Charaxes lucyae

Scientific classification
- Kingdom: Animalia
- Phylum: Arthropoda
- Class: Insecta
- Order: Lepidoptera
- Family: Nymphalidae
- Genus: Charaxes
- Species: C. lucyae
- Binomial name: Charaxes lucyae van Someren, 1975
- Synonyms: Charaxes eudoxus lucyae van Someren, 1975; Charaxes eudoxus mwanihanae Kielland, 1982;

= Charaxes lucyae =

- Authority: van Someren, 1975
- Synonyms: Charaxes eudoxus lucyae van Someren, 1975, Charaxes eudoxus mwanihanae Kielland, 1982

Species of butterfly

Charaxes lucyae is a butterfly in the family Nymphalidae. It is found in Tanzania.
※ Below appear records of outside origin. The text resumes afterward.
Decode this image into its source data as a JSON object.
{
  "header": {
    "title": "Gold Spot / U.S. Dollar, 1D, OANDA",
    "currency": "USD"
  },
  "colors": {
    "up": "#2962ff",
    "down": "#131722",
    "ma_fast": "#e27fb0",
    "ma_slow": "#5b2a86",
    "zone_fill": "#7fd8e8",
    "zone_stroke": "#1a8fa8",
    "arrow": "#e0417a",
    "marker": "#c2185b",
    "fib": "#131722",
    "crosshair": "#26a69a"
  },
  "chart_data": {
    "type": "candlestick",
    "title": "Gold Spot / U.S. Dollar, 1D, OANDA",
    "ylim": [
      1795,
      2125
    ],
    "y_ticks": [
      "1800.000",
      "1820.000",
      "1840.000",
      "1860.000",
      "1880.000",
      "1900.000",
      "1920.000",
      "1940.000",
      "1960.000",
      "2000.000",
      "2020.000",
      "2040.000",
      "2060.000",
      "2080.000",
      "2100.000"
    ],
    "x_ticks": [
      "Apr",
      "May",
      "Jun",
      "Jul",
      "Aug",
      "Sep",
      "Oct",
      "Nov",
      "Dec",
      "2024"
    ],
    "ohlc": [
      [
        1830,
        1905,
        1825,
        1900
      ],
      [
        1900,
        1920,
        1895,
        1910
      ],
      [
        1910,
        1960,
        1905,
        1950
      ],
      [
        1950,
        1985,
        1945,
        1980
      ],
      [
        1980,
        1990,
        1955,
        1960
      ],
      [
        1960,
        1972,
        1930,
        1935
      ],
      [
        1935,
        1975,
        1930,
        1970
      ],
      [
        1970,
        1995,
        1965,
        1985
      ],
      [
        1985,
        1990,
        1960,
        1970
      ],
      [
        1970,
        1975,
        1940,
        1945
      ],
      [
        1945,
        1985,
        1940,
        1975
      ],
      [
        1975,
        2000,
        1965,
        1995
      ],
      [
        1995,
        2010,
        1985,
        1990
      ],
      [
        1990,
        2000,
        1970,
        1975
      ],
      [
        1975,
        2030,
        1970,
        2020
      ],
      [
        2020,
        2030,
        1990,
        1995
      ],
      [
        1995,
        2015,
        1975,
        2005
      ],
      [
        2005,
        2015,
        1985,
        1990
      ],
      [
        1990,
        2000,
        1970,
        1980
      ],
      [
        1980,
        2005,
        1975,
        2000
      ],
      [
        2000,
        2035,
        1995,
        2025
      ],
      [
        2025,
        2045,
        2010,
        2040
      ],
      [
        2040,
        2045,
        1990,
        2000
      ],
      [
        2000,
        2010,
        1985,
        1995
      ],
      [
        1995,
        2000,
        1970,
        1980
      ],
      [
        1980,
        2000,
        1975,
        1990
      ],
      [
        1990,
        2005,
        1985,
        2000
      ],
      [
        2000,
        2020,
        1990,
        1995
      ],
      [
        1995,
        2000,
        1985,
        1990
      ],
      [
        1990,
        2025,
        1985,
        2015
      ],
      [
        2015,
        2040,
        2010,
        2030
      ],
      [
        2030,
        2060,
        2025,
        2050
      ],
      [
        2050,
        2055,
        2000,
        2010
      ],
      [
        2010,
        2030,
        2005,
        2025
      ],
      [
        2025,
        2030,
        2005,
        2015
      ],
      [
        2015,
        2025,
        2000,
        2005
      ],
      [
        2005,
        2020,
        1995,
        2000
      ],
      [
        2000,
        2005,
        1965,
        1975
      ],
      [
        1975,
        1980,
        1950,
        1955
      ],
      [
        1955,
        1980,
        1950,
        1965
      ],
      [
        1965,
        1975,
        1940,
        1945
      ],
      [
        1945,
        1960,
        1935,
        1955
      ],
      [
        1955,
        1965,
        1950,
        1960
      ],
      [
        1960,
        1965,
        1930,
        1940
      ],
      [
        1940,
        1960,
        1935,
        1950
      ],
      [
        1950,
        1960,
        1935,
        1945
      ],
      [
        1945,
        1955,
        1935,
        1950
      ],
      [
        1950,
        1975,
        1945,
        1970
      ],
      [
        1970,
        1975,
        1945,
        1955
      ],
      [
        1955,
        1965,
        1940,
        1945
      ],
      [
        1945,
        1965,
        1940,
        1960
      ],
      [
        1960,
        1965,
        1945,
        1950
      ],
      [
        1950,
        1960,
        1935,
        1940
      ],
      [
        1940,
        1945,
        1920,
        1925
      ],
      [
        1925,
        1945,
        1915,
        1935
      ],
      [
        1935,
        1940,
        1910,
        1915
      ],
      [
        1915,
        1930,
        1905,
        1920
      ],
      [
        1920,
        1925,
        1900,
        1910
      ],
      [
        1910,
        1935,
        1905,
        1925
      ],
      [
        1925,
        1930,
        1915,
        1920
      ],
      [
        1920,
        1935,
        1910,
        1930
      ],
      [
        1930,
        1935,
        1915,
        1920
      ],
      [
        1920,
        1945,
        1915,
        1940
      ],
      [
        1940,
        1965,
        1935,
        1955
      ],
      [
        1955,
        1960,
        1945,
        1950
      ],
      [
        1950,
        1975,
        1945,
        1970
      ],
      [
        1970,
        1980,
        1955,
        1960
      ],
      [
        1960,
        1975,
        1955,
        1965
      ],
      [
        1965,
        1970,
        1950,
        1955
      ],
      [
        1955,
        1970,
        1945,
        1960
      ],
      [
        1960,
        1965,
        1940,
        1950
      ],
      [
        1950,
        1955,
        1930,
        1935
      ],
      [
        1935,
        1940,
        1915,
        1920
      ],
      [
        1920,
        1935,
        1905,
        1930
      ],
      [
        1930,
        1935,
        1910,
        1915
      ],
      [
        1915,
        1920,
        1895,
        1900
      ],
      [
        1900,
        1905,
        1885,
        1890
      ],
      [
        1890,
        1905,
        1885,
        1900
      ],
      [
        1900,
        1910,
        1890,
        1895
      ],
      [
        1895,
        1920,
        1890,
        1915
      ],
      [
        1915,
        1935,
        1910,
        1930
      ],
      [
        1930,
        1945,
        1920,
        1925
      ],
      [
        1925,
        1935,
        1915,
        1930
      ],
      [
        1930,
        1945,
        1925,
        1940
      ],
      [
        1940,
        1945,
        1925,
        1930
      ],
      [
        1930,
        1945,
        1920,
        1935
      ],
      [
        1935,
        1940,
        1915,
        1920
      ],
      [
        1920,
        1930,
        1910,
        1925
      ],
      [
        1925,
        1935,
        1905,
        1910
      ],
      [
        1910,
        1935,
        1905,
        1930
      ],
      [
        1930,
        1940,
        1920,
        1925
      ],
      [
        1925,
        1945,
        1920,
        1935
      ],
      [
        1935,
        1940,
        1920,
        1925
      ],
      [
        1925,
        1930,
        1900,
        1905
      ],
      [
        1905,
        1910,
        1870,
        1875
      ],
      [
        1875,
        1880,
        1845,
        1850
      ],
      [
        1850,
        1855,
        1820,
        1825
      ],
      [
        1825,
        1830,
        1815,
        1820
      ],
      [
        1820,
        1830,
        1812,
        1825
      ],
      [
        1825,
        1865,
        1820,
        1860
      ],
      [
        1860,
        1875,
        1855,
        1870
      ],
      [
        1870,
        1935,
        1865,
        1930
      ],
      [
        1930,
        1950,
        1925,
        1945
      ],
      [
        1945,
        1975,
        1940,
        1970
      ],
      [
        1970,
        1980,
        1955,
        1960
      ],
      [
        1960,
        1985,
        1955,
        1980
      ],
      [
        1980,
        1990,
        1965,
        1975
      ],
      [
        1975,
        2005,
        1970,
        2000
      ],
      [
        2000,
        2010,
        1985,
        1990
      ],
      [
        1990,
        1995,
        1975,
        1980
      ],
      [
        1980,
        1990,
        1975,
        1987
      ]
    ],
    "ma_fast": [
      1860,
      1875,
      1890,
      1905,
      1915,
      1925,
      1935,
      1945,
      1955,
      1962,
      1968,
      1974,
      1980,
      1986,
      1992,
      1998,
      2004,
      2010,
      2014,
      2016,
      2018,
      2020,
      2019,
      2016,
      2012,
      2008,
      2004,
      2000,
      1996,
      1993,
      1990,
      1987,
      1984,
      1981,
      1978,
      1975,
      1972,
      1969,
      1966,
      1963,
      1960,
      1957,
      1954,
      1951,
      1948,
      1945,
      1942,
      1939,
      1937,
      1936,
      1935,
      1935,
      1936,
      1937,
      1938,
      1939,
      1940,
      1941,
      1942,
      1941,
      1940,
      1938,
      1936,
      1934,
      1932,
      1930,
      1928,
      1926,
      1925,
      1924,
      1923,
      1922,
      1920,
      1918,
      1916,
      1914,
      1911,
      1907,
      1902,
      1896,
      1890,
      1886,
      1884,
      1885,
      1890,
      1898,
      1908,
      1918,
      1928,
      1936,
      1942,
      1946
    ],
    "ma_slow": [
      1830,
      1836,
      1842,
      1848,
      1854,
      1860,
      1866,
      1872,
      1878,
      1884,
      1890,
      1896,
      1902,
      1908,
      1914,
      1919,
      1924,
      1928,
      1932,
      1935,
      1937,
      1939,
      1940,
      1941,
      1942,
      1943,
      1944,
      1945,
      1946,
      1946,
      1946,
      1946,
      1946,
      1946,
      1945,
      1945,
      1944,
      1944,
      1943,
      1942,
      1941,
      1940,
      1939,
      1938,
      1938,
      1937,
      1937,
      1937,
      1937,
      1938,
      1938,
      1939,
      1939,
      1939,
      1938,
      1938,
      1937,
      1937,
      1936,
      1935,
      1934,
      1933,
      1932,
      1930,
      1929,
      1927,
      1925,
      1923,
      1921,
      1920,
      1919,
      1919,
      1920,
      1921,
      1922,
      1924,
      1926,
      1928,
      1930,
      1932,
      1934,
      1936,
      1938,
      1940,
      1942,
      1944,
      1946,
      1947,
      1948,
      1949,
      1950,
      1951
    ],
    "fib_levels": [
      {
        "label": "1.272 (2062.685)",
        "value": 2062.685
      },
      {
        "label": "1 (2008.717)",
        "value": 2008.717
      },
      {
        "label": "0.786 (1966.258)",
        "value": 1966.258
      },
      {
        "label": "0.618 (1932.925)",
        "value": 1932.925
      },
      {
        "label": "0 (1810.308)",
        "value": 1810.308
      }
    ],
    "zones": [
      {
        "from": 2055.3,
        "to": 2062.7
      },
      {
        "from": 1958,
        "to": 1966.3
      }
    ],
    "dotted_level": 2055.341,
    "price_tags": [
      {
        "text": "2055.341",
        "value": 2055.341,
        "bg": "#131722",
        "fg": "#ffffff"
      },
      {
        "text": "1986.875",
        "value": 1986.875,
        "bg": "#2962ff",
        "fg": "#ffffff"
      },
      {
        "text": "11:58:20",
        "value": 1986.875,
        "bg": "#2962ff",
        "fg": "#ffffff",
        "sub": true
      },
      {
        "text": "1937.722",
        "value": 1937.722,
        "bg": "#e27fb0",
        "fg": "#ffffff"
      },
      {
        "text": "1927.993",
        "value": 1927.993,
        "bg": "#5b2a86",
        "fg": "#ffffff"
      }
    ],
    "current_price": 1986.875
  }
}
Very close to Charaxes eudoxus but with more dentate wing margins and
longer tails; there are also minor differences in the genitalia

The habitat consists of sub-montane and montane forests.

==Subspecies==
- Charaxes lucyae lucyae (north-eastern Tanzania)
- Charaxes lucyae gabriellae Turlin & Chovet, 1987 (north-eastern Tanzania)
- Charaxes lucyae mwanihanae Kielland, 1982 (eastern Tanzania)

==Related species==
Historical attempts to assemble a cluster of presumably related species into a "Charaxes jasius Group" have not been wholly convincing. More recent taxonomic revision, corroborated by phylogenetic research, allow a more rational grouping congruent with cladistic relationships. Within a well-populated clade of 27 related species sharing a common ancestor approximately 16 mya during the Miocene, 26 are now considered together as The jasius Group. One of the two lineages within this clade forms a robust monophyletic group of seven species sharing a common ancestor approximately 2-3 mya, i.e. during the Pliocene, and are considered as the jasius subgroup. The second lineage leads to 19 other species within the Jasius group, which are split into three well-populated subgroups of closely related species.

The jasius Group (26 Species):

Clade 1: jasius subgroup (7 species)

Clade 2: contains the well-populated three additional subgroups (19 species) of the jasius Group: called the brutus, pollux, and eudoxus subgroups.

- the eudoxus subgroup (11 species):
- Charaxes eudoxus
- Charaxes lucyae
- Charaxes richelmanni
- Charaxes musakensis
- Charaxes biokensis[stat.rev.2005]
- Charaxes ducarmei
- Charaxes druceanus
- Charaxes tectonis
- Charaxes phraortes
- Charaxes andranodorus
- Charaxes andrefana[stat.rev.2025]

Further exploration of the phylogenetic relationships amongst existing Charaxes taxa is required to improve clarity.